Страница 87 из 96
Песчаный пляж шириной почти в километр с небольшими дюнами, покрытыми жалкими кустиками, напомнил Павлу окрестности Анапы, где он отдыхал в молодости.
Мокасины проваливались в мелкий песок-ракушечник, тот набивался в носки, и когда пляж закончился, Павлу пришлось сесть, чтобы переобуться. Неожиданно сзади, совсем рядом зарычала собака. Двое негритят лет семи-восьми без страха смотрели на Павла, а маленькая, удивительно худая собака явно трусила, но находила в себе силы выполнять свой долг, ожидая поддержку от хозяев. Отсутствие одежды на мальчике и девочке ни о чем не говорило, также как и их непонятный язык.

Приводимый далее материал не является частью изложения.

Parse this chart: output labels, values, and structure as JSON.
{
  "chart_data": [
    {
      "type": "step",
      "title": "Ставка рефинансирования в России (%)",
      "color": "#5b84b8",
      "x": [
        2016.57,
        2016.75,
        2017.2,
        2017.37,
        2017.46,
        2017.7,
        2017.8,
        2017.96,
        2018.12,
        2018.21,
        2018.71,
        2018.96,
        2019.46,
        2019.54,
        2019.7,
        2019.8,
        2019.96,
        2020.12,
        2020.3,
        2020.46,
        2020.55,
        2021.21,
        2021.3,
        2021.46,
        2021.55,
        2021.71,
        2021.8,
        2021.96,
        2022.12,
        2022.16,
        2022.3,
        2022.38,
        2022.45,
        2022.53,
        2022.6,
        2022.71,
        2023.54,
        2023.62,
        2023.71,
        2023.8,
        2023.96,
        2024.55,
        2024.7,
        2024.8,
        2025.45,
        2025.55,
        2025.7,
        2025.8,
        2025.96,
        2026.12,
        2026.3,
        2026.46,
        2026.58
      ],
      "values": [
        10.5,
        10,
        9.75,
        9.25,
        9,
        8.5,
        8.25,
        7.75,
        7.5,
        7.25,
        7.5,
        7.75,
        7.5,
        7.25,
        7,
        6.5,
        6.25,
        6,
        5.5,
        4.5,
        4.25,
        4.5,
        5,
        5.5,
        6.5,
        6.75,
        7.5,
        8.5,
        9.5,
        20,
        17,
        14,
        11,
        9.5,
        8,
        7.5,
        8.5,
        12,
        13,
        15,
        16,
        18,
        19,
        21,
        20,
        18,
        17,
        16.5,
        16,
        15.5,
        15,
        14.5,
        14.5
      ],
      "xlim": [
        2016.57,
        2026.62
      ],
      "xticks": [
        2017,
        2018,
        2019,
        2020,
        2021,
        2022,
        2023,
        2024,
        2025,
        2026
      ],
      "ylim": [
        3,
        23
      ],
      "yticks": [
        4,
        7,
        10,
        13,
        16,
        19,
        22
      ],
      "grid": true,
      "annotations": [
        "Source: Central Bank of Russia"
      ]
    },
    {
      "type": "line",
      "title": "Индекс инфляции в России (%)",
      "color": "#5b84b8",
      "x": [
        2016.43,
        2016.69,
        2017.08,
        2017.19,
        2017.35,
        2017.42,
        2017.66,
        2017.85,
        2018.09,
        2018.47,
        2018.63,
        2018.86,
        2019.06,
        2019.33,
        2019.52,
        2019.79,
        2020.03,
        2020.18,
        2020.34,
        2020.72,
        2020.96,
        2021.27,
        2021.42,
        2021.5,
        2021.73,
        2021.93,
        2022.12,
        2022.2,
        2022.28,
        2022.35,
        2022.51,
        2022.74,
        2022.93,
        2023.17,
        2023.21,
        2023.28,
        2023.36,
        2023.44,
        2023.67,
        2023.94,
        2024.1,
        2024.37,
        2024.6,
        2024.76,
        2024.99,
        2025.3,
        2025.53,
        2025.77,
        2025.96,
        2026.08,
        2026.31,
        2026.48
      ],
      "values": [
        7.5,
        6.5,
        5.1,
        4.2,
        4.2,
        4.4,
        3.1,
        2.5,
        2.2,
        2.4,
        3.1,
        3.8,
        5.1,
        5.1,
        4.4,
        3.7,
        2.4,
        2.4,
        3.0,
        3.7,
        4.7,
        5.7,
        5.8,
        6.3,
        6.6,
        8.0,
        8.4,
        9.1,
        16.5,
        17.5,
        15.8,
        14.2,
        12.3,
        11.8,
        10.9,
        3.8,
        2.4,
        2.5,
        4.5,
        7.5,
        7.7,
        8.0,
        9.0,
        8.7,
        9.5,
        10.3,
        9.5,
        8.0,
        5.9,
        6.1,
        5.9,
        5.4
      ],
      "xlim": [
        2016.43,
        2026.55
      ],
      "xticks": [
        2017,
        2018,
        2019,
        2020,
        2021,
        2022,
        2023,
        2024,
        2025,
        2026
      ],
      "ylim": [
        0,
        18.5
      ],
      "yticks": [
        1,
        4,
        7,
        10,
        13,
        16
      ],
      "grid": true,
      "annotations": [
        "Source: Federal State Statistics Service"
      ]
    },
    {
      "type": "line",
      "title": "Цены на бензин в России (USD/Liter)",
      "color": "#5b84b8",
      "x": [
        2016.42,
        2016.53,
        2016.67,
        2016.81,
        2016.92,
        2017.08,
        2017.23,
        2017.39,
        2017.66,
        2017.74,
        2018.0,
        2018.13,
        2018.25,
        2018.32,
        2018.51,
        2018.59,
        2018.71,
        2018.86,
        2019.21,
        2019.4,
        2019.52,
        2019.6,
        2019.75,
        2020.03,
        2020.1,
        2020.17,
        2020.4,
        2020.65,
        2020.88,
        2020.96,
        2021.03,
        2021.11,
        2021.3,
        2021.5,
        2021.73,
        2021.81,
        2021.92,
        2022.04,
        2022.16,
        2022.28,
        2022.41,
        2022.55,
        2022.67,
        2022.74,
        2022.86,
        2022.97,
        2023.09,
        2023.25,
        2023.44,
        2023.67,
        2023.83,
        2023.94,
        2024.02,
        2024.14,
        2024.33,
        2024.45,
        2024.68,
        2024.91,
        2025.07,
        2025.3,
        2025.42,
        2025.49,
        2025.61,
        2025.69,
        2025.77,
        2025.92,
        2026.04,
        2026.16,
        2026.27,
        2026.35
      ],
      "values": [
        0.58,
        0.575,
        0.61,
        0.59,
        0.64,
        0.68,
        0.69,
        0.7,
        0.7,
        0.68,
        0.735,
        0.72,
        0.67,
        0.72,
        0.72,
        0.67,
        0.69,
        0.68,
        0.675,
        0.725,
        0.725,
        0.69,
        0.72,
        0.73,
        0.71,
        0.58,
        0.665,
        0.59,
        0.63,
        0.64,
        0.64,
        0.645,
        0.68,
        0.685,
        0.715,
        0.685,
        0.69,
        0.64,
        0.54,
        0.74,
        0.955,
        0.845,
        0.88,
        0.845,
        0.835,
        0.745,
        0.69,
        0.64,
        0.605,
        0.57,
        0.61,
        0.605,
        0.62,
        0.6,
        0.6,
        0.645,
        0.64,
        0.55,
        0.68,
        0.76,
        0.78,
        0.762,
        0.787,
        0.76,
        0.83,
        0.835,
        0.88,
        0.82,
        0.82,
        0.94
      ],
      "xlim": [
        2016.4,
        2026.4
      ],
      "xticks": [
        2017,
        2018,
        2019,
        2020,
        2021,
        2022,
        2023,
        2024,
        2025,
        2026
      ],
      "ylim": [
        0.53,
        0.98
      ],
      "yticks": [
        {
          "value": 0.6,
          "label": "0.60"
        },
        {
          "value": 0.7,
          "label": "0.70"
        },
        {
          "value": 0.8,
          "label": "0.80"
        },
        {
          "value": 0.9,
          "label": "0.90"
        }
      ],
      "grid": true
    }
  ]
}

Рабство для Павла не было унизительно, оно изнуряло его. Наказывали белого раба редко, первой жестокой порки хватило, чтобы выбить глупости из пустой головы «святого мага». Павел мог убить палача и десяток мерзких негров-хозяев, но его проблему это не решало. Бегство с острова было крайне опасно. Серьёзной проблемой для других рабов являлся секс, социальный статус раба не привлекал ни рабынь, ни, тем более, свободных женщин. Для Павла и эта проблема не существовала, по причине его сексуальных расстройств. Когда в сезон дождей рабам разрешали немного отдохнуть и «озабоченные самцы» пускались во все тяжкие, Павла наблюдал за ними со стороны, единственная желанная для него женщина – Рушель жила невообразимо далеко. Десять лет монотонного труда на сахарной плантации могли свести в могилу любого. Жизнь, казалось, не имела смысла. Каждый год в сезон дождей на Павла накатывало желание утопиться в море, но не хватало мужества. Рабство сделало Павла жилистым и необыкновенно худым, вылечило от хромоты и добавило выносливости. Очередной шторм сезона дождей разбил о песчаную косу большое эльфийское судно. Рабы сбежались на берег, посмотреть на развлечение, чужое несчастье для рабов – смешно и радостно. Никто не помогал тонущим эльфам, это было опасно. Павел пару раз наблюдал, как волна утаскивала в море глупых негров. Те считали себя в безопасности за полсотни метров от моря. Экипаж судна почти целиком добрался до берега, но не мог выбраться на сушу. Волна сбивала с ног и утаскивала эльфов обратно в море. Удар о плотный мокрый песок оглушал, волна уносила на глубину, и эльфы гибли под радостные крики зрителей. Одному пловцу удалось поймать волну, и на её гребне он пронесся над пляжем половину пути. Затем эльф нашел в себе силы пробежать, ковыляя, десяток метров и удержать удар следующей волны. Еще трое счастливчиков чудом выиграли схватку с морем. Новых рабов увели на плантацию. Среди них был эльф по имени Мове. Через полгода трое из четверых новичков погибли, а Мове стал Павлу другом. Эльфы ушли в побег на маленьком плоту под парусом поздним вечером, а через день негры привезли их тела, чтобы развесить на площади Наказаний. Мове плакал тихо, почти незаметно. Его и Павла наутро, после побега, забили в колодки и располосовали бамбуковыми палками спину.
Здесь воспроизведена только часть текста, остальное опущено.